A especialista em Comunicação Social afirmou que as falsas notícias afetam até mesmo a democracia e a cidadania, uma vez que, quando não há informações de qualidade, tomamos decisões errôneas. “As informações que estão sendo veiculadas nas bolhas sociais, como Facebook e Instagram, não estão sendo de interesse público. Quem as produz, na maioria das vezes, possui interesse meramente econômico”, ponderou Janine Bargas.
Existe outro público que se aproveita das notícias falsas para ganhar dinheiro, como por exemplo, consumir produtos, promoção de empresas, entre outros. “As fake news possuem relação direta com poder econômico, porque os países que a replicam não tem marco regulador, não tem responsabilização criminal”, destacou ela.
Janine Bargas frisou que a verdade parece não mais existir, devido a banalização dela. As pessoas não têm responsabilidade em verificar se a notícia é verdadeira ou falsa. “Devemos começar a nos perguntar quais as consequências de compartilhar uma fake news e, como cidadão, verificar”, finalizou a doutora em Comunicação.
VÍTIMA DE FAKE NEWS
Você já leu alguma notícia falsa? A resposta provavelmente será sim, mas o problema maior está em cair em uma fake news. A estudante Beatriz Eduarda Santos Barbosa, de 14 anos, moradora do Km 7, já passou por uma situação vexatória por conta dessas mentiras, que embora replicadas muitas vezes, continuam sendo inverdades.
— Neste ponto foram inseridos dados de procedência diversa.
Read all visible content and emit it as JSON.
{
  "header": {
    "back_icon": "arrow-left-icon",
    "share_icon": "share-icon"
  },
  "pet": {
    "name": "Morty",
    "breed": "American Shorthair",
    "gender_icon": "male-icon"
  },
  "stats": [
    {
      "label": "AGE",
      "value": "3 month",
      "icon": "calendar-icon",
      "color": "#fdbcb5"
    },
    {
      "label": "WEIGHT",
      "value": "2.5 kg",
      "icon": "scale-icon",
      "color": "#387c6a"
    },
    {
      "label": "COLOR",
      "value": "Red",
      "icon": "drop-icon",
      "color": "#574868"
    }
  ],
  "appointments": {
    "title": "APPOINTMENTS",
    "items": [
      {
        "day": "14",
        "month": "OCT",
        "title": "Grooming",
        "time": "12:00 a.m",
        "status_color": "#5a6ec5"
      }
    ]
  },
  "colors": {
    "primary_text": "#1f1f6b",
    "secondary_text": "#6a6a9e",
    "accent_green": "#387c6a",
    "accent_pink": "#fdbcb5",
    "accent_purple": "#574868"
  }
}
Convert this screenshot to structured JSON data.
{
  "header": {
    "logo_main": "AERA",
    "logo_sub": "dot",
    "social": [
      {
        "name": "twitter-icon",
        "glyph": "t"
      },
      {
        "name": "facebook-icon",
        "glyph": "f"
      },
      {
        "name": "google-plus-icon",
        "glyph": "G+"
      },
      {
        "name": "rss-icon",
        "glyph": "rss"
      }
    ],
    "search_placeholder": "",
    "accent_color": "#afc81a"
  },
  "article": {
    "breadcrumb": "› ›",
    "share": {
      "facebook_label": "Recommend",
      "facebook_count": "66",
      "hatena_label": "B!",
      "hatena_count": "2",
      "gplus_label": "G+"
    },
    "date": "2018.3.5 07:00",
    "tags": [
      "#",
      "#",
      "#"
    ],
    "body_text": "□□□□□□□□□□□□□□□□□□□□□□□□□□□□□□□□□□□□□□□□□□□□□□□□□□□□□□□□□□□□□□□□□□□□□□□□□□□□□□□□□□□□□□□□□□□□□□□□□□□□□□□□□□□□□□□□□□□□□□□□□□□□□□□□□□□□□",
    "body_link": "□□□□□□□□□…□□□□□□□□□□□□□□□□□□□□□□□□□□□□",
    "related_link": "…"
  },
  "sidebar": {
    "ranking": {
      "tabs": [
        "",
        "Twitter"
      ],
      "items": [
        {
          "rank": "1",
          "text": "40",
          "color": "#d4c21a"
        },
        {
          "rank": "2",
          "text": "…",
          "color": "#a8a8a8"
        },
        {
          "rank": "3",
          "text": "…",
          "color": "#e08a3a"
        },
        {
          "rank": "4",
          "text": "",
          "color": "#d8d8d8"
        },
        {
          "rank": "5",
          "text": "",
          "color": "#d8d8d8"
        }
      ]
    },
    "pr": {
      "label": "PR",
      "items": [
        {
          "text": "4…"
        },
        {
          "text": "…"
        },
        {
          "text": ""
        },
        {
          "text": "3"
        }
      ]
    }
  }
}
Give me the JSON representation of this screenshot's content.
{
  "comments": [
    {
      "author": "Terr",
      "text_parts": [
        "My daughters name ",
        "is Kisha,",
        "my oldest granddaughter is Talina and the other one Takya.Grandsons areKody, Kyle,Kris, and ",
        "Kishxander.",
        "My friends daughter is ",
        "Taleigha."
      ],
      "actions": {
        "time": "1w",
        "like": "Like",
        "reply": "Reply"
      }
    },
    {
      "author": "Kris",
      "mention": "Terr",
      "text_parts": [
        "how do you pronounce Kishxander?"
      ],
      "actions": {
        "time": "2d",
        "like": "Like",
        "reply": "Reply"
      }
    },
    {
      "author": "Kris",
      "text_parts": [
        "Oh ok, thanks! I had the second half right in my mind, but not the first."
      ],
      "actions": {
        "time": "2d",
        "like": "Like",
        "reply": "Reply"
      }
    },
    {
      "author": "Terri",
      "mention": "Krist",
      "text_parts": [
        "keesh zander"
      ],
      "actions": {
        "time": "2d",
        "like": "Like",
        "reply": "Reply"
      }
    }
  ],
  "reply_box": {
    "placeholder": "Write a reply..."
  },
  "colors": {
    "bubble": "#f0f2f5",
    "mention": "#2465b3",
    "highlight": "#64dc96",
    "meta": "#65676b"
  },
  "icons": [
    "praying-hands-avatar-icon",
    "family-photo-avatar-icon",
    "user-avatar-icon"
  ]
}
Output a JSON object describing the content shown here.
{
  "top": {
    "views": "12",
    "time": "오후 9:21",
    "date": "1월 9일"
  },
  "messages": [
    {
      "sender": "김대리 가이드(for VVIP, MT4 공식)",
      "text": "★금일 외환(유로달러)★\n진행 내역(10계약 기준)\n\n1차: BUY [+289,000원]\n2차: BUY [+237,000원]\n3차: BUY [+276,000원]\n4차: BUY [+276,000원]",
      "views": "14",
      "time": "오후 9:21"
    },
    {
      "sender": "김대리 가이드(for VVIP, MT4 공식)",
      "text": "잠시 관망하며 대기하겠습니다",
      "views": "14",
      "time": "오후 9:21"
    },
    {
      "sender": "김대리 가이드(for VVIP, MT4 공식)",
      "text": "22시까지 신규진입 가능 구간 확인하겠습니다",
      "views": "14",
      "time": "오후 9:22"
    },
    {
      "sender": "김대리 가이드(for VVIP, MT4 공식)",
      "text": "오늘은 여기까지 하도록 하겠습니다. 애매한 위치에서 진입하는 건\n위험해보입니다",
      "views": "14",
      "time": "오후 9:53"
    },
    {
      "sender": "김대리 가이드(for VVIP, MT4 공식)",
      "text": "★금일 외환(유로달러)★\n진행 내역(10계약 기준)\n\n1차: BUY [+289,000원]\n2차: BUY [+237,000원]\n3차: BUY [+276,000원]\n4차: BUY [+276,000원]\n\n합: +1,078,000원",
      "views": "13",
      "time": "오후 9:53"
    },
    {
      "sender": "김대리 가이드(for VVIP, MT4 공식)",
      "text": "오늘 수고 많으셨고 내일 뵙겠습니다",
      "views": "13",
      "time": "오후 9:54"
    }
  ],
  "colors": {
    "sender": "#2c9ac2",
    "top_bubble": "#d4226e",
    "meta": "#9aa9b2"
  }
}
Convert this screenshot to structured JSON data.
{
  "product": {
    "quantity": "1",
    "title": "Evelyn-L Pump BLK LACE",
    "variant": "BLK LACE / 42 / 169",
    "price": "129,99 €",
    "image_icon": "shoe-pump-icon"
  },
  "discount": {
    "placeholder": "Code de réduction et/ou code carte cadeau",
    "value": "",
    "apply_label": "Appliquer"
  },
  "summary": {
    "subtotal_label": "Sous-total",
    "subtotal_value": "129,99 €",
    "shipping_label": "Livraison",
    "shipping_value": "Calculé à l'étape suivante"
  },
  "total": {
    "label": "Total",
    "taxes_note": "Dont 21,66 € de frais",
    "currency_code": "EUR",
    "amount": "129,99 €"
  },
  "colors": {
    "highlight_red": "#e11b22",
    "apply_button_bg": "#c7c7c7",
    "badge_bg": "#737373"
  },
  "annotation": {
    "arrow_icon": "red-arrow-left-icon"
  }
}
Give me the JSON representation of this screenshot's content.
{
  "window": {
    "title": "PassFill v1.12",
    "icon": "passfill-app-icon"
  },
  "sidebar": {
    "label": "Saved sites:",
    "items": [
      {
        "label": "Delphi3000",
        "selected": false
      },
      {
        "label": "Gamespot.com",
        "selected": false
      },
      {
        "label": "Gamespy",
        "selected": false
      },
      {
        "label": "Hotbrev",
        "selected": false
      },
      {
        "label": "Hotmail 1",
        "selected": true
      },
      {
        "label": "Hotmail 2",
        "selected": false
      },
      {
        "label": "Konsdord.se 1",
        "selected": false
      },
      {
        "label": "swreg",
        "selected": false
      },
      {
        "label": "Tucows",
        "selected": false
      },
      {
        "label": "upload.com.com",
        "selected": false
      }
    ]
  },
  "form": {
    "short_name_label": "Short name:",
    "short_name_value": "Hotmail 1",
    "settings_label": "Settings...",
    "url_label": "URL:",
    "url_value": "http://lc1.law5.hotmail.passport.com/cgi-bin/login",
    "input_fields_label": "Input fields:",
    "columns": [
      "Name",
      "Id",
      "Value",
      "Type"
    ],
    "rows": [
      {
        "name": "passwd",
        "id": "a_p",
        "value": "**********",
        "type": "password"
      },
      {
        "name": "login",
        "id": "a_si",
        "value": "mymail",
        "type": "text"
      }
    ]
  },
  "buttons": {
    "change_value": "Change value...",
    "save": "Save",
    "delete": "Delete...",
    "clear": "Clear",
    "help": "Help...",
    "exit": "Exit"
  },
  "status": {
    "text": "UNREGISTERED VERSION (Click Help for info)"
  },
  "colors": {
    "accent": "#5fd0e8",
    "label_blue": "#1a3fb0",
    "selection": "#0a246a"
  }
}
Ela foi com sua família para uma rede de supermercados de Marabá, em busca de emprego para menor aprendiz. A notícia falsa com a promessa de um bom salário ao adolescente foi repassada em uma dessas bolhas sociais.
“De cara já chegamos no supermercado e lá escutamos a notícia na voz (sistema de som do local) que o supermercado não estava empregando menores de idade, e era uma notícia falsa da internet. Várias pessoas já tinham procurado o mesmo local e dado os documentos pessoais para registrar na possível vaga de emprego, que prometia mais de 1.000 reais de salário. Tudo não passava de fake news. Voltei para minha casa com sensação que fui enganada”, lamenta ela.
PROJETO
Escolas da rede pública municipal já realizaram projetos a fim de combater as fakes news. Na “Pedro Peres”, localizada em Morada Nova, a professora de Língua Portuguesa Catiane da Silva Abreu trouxe para a sala de aula o conteúdo dos novos gêneros digitais, que contempla o tema.
Ela trabalhou com os alunos a reportagem do falso fotógrafo da ONU, exemplificando o conceito de fake News, depois construiu plaquinhas com os dizeres, “curtir, compartilhar, não curtir, fake e sensacionalismo”, para que os alunos saibam diferenciar as propostas editoriais de cada notícia, além de separá-las entre verdadeiras e falsas. Esta atividade foi nomeada “Fato ou Fake”.
“Os alunos conheceram melhor os riscos de compartilhar informações falsas. Conseguiram distinguir as notícias sensacionalistas e houve uma discussão muito rica sobre os riscos”, enfatizou Catiane, professora efetiva da rede municipal.
CRIMINALIZAÇÃO
Muito cuidado diante de uma informação com fonte duvidosa. Apesar de não existir uma legislação específica, há formas de punição para quem produz e divulga fake news, podendo ser responsabilizado legalmente com pagamento de indenização por danos morais e até processado por crimes contra a honra, além de ser solicitado pela justiça para a retirada do conteúdo do ar por meio de autorização judicial. No Congresso Nacional há pelo menos três projetos de lei, e um no Senado Federal, que criminalizam a divulgação de fake news com previsão de multas e detenção.